Considerato che Djokovic dal maggio prossimo sarà un over 35 e non è cosa di poco conto, anche per un atleta integro e che ha sempre curato alla perfezione il suo fisico come lui (anche se, metabolizzata la sconfitta di New York, l’obiettivo di diventare il tennista con il maggior numero di Slam vinti in campo maschile sarà probabilmente la motivazione che lo spingerà, nonostante gli anni che passano, a cercare di continuare a migliorarsi ancora per aggiungerne altri nella sua bacheca di Belgrado), e che l’altro campione Slam di quelle zone, Marin Cilic, ne compie 33 a fine mese ma, come dicevamo, pare sul viale del tramonto già da un po’, la situazione in campo maschile, pensando al futuro, appare preoccupante. Soprattutto perché chi doveva assicurare la successione o almeno non farli rimpiangere troppo (beh, con Nole ovviamente è dura…) non sta mantenendo le promesse.

In Serbia si sperava in Miomir Kemanovic, che sebbene sia ancora giovanissimo (ha appena compiuto 22 anni) da un po’ sembra in una fase di stallo. A Zagabria invece si confidava su quel Borna Coric che tre anni fa, prima di compierne 22,  batteva due volte di fila Federer (una in finale ad Halle), era protagonista del trionfo in Davis e arrivava al n. 12 del ranking mondiale. Oggi Borna non ha ancora 25 anni, ma è tormentato dagli infortuni e il suo best ranking è rimasto quelli di tre anni fa (ora è n. 51, ma con tanti risultati 2019 in scadenza nei prossimi mesi). E non è che ci sia molto all’orizzonte: il miglior under 21 serbo è il ventenne Marko Miladinovic, n. 666 del ranking, seguito dal 18enne Medjedovic, n. 679.

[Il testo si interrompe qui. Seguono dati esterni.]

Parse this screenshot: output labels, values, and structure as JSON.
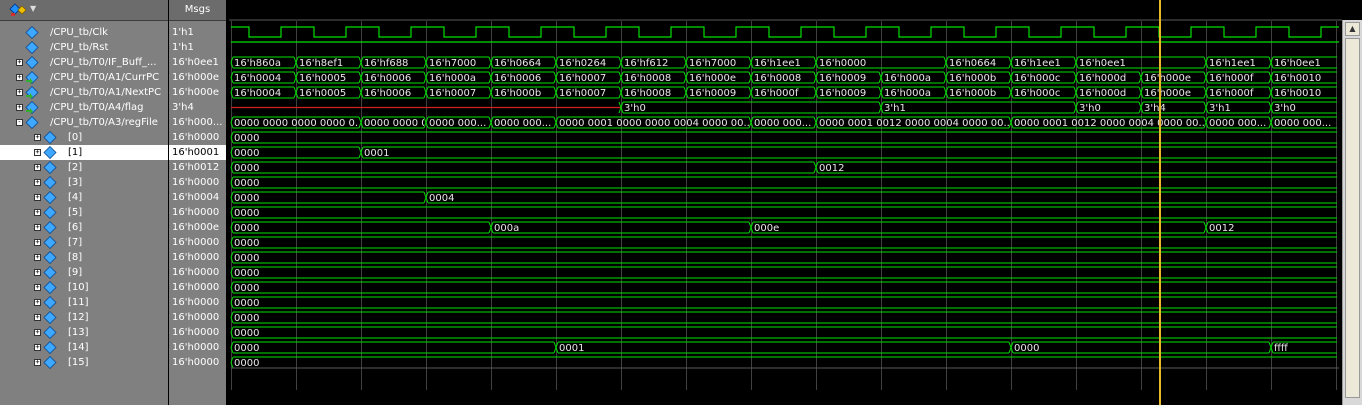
{
  "header": {
    "values_title": "Msgs"
  },
  "signals": [
    {
      "name": "/CPU_tb/Clk",
      "value": "1'h1",
      "indent": 0,
      "expander": "",
      "icon": "input"
    },
    {
      "name": "/CPU_tb/Rst",
      "value": "1'h1",
      "indent": 0,
      "expander": "",
      "icon": "input"
    },
    {
      "name": "/CPU_tb/T0/IF_Buff_...",
      "value": "16'h0ee1",
      "indent": 0,
      "expander": "+",
      "icon": "signal"
    },
    {
      "name": "/CPU_tb/T0/A1/CurrPC",
      "value": "16'h000e",
      "indent": 0,
      "expander": "+",
      "icon": "output"
    },
    {
      "name": "/CPU_tb/T0/A1/NextPC",
      "value": "16'h000e",
      "indent": 0,
      "expander": "+",
      "icon": "output"
    },
    {
      "name": "/CPU_tb/T0/A4/flag",
      "value": "3'h4",
      "indent": 0,
      "expander": "+",
      "icon": "output"
    },
    {
      "name": "/CPU_tb/T0/A3/regFile",
      "value": "16'h000...",
      "indent": 0,
      "expander": "-",
      "icon": "signal"
    },
    {
      "name": "[0]",
      "value": "16'h0000",
      "indent": 1,
      "expander": "+",
      "icon": "signal"
    },
    {
      "name": "[1]",
      "value": "16'h0001",
      "indent": 1,
      "expander": "+",
      "icon": "signal",
      "selected": true
    },
    {
      "name": "[2]",
      "value": "16'h0012",
      "indent": 1,
      "expander": "+",
      "icon": "signal"
    },
    {
      "name": "[3]",
      "value": "16'h0000",
      "indent": 1,
      "expander": "+",
      "icon": "signal"
    },
    {
      "name": "[4]",
      "value": "16'h0004",
      "indent": 1,
      "expander": "+",
      "icon": "signal"
    },
    {
      "name": "[5]",
      "value": "16'h0000",
      "indent": 1,
      "expander": "+",
      "icon": "signal"
    },
    {
      "name": "[6]",
      "value": "16'h000e",
      "indent": 1,
      "expander": "+",
      "icon": "signal"
    },
    {
      "name": "[7]",
      "value": "16'h0000",
      "indent": 1,
      "expander": "+",
      "icon": "signal"
    },
    {
      "name": "[8]",
      "value": "16'h0000",
      "indent": 1,
      "expander": "+",
      "icon": "signal"
    },
    {
      "name": "[9]",
      "value": "16'h0000",
      "indent": 1,
      "expander": "+",
      "icon": "signal"
    },
    {
      "name": "[10]",
      "value": "16'h0000",
      "indent": 1,
      "expander": "+",
      "icon": "signal"
    },
    {
      "name": "[11]",
      "value": "16'h0000",
      "indent": 1,
      "expander": "+",
      "icon": "signal"
    },
    {
      "name": "[12]",
      "value": "16'h0000",
      "indent": 1,
      "expander": "+",
      "icon": "signal"
    },
    {
      "name": "[13]",
      "value": "16'h0000",
      "indent": 1,
      "expander": "+",
      "icon": "signal"
    },
    {
      "name": "[14]",
      "value": "16'h0000",
      "indent": 1,
      "expander": "+",
      "icon": "signal"
    },
    {
      "name": "[15]",
      "value": "16'h0000",
      "indent": 1,
      "expander": "+",
      "icon": "signal"
    }
  ],
  "waves": {
    "clock_period": 65,
    "clk_edges": [
      0,
      18,
      50,
      83,
      115,
      148,
      180,
      213,
      245,
      278,
      310,
      343,
      375,
      408,
      440,
      473,
      505,
      538,
      570,
      603,
      635,
      668,
      700,
      733,
      765,
      798,
      830,
      863,
      895,
      928,
      960,
      993,
      1025,
      1058,
      1090
    ],
    "rst_level": "high",
    "cursor_time": 929,
    "buses": [
      {
        "row": 2,
        "segments": [
          [
            0,
            "16'h860a"
          ],
          [
            65,
            "16'h8ef1"
          ],
          [
            130,
            "16'hf688"
          ],
          [
            195,
            "16'h7000"
          ],
          [
            260,
            "16'h0664"
          ],
          [
            325,
            "16'h0264"
          ],
          [
            390,
            "16'hf612"
          ],
          [
            455,
            "16'h7000"
          ],
          [
            520,
            "16'h1ee1"
          ],
          [
            585,
            "16'h0000"
          ],
          [
            715,
            "16'h0664"
          ],
          [
            780,
            "16'h1ee1"
          ],
          [
            845,
            "16'h0ee1"
          ],
          [
            975,
            "16'h1ee1"
          ],
          [
            1040,
            "16'h0ee1"
          ]
        ]
      },
      {
        "row": 3,
        "segments": [
          [
            0,
            "16'h0004"
          ],
          [
            65,
            "16'h0005"
          ],
          [
            130,
            "16'h0006"
          ],
          [
            195,
            "16'h000a"
          ],
          [
            260,
            "16'h0006"
          ],
          [
            325,
            "16'h0007"
          ],
          [
            390,
            "16'h0008"
          ],
          [
            455,
            "16'h000e"
          ],
          [
            520,
            "16'h0008"
          ],
          [
            585,
            "16'h0009"
          ],
          [
            650,
            "16'h000a"
          ],
          [
            715,
            "16'h000b"
          ],
          [
            780,
            "16'h000c"
          ],
          [
            845,
            "16'h000d"
          ],
          [
            910,
            "16'h000e"
          ],
          [
            975,
            "16'h000f"
          ],
          [
            1040,
            "16'h0010"
          ]
        ]
      },
      {
        "row": 4,
        "segments": [
          [
            0,
            "16'h0004"
          ],
          [
            65,
            "16'h0005"
          ],
          [
            130,
            "16'h0006"
          ],
          [
            195,
            "16'h0007"
          ],
          [
            260,
            "16'h000b"
          ],
          [
            325,
            "16'h0007"
          ],
          [
            390,
            "16'h0008"
          ],
          [
            455,
            "16'h0009"
          ],
          [
            520,
            "16'h000f"
          ],
          [
            585,
            "16'h0009"
          ],
          [
            650,
            "16'h000a"
          ],
          [
            715,
            "16'h000b"
          ],
          [
            780,
            "16'h000c"
          ],
          [
            845,
            "16'h000d"
          ],
          [
            910,
            "16'h000e"
          ],
          [
            975,
            "16'h000f"
          ],
          [
            1040,
            "16'h0010"
          ]
        ]
      },
      {
        "row": 5,
        "undefined_until": 390,
        "segments": [
          [
            390,
            "3'h0"
          ],
          [
            650,
            "3'h1"
          ],
          [
            845,
            "3'h0"
          ],
          [
            910,
            "3'h4"
          ],
          [
            975,
            "3'h1"
          ],
          [
            1040,
            "3'h0"
          ]
        ]
      },
      {
        "row": 6,
        "segments": [
          [
            0,
            "0000 0000 0000 0000 0..."
          ],
          [
            130,
            "0000 0000 0..."
          ],
          [
            195,
            "0000 000..."
          ],
          [
            260,
            "0000 000..."
          ],
          [
            325,
            "0000 0001 0000 0000 0004 0000 00..."
          ],
          [
            520,
            "0000 000..."
          ],
          [
            585,
            "0000 0001 0012 0000 0004 0000 00..."
          ],
          [
            780,
            "0000 0001 0012 0000 0004 0000 00..."
          ],
          [
            975,
            "0000 000..."
          ],
          [
            1040,
            "0000 000..."
          ]
        ]
      },
      {
        "row": 7,
        "segments": [
          [
            0,
            "0000"
          ]
        ]
      },
      {
        "row": 8,
        "segments": [
          [
            0,
            "0000"
          ],
          [
            130,
            "0001"
          ]
        ]
      },
      {
        "row": 9,
        "segments": [
          [
            0,
            "0000"
          ],
          [
            585,
            "0012"
          ]
        ]
      },
      {
        "row": 10,
        "segments": [
          [
            0,
            "0000"
          ]
        ]
      },
      {
        "row": 11,
        "segments": [
          [
            0,
            "0000"
          ],
          [
            195,
            "0004"
          ]
        ]
      },
      {
        "row": 12,
        "segments": [
          [
            0,
            "0000"
          ]
        ]
      },
      {
        "row": 13,
        "segments": [
          [
            0,
            "0000"
          ],
          [
            260,
            "000a"
          ],
          [
            520,
            "000e"
          ],
          [
            975,
            "0012"
          ]
        ]
      },
      {
        "row": 14,
        "segments": [
          [
            0,
            "0000"
          ]
        ]
      },
      {
        "row": 15,
        "segments": [
          [
            0,
            "0000"
          ]
        ]
      },
      {
        "row": 16,
        "segments": [
          [
            0,
            "0000"
          ]
        ]
      },
      {
        "row": 17,
        "segments": [
          [
            0,
            "0000"
          ]
        ]
      },
      {
        "row": 18,
        "segments": [
          [
            0,
            "0000"
          ]
        ]
      },
      {
        "row": 19,
        "segments": [
          [
            0,
            "0000"
          ]
        ]
      },
      {
        "row": 20,
        "segments": [
          [
            0,
            "0000"
          ]
        ]
      },
      {
        "row": 21,
        "segments": [
          [
            0,
            "0000"
          ],
          [
            325,
            "0001"
          ],
          [
            780,
            "0000"
          ],
          [
            1040,
            "ffff"
          ]
        ]
      },
      {
        "row": 22,
        "segments": [
          [
            0,
            "0000"
          ]
        ]
      }
    ]
  },
  "colors": {
    "wave": "#00e000",
    "cursor": "#e8b828",
    "undefined": "#d02020",
    "grid": "#404040"
  }
}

Ai croati va un po’ meglio grazie a Duje Ajdukovic, vent’anni come Miladinovic, ma ben più in alto in classifica (n. 255) che ha già fatto vedere qualcosa di buono, come il secondo turno all’ATP di Umago dove ha impegnato un top 50 esperto come Ramos-Vinolas. Comunque niente di particolarmente esaltante, sia considerato che lo zagabrese è appena 24esimo nella classifica NextGen, sia ricordando che il suo concittadino Borna Coric quando aveva la sua età era lui stesso un top 50. Meglio sorvolare su Slovenia (un 17enne con un punto ATP) e Bosnia-Erzegovina (un 20enne con due punti ATP, un 20enne e un 16 enne con uno), dove bisogna sperare che Bedene e Dzumhur, anche se quest’ultimo sta già facendo fatica a mantenersi a livello di top 100, tirino la carretta ancora per un po’.

In campo femminile le prospettive appaiono, potenzialmente, migliori. Ci sono due belle giovani promesse, come la slovena Kaja Juvan e la serba Olga Danilovic (che insieme hanno vinto il doppio juniores a Wimbledon nel 2017) anche se entrambe stanno stentando un po’ a fare il salto di livello (al momento sono fuori dalla top 100). E se da una parte è vero che hanno appena vent’anni e quindi si può dare loro ancora un po’ di tempo, dall’altra il fatto che praticamente ad ogni Slam spunti fuori una teenager fenomenale (se non due, come Raducanu e Fernandez a New York), qualche perplessità su dove entrambe possano effettivamente arrivare comincia a insinuarsi tra gli addetti ai lavori.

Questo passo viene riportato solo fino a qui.